Keywords: therapeutic antibody; antibody-mediated cytotoxicity; immune complex; tumor destruction

Received: April 25, 2018    Accepted: October 06, 2018    Published: November 06, 2018

ABSTRACT

We propose a novel immunotherapeutic paradigm that justifies application of several antibodies to various membrane-associated antigens to achieve a critical threshold density of immune complexes on the surface of cancer cells sufficient for triggering downstream cytolytic pathways. Indeed, some cancer-associated antigens (such as cancer/testis antigens) were found to be expressed on many cancer (but not normal) cells, with their baseline membrane expression levels being originally quite low for some of them, or even further down-regulated due to immune-driven cell selection. To achieve the mandatory threshold density of membrane-associated immune complexes on malignant cells, the concept stipulates combined application of antibodies specific for a cancer-associated antigen along with antibodies against an antigen expressed not only on tumor, but also on normal cells. In the proposed scenario it is of vital importance that the latter antibodies should be applied in suboptimal dosage to exclude the destruction of normal cells devoid of a cancer-associated antigen. Malignant cells often co-express antigens not present concurrently on normal cells at high levels.
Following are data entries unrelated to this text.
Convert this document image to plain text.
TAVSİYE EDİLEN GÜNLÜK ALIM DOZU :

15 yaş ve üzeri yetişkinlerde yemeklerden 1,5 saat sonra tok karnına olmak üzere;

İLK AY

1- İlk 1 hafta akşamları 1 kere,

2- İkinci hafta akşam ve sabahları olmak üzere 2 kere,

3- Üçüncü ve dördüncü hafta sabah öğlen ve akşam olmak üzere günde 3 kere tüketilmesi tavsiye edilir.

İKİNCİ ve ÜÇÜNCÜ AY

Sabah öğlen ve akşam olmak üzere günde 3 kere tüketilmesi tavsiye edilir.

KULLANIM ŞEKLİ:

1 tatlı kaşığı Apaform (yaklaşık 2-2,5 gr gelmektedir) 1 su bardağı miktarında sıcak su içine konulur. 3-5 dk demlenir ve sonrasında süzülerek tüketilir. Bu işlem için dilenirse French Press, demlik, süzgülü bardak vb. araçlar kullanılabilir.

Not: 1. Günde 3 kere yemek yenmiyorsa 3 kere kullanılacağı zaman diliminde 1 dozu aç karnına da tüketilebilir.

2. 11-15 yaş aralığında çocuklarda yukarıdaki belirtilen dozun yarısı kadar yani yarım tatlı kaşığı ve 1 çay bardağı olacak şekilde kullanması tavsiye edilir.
In such cases, suboptimal dosages of antibodies specific for those antigens could also be applied to achieve cumulative effect leading to selective destruction of tumour cells. Hence, the described immunotherapeutic technology could be used metaphorically speaking as a kind of ‘immunological knife’, which is capable of highly selective destruction of cancer cells without destroying normal cells.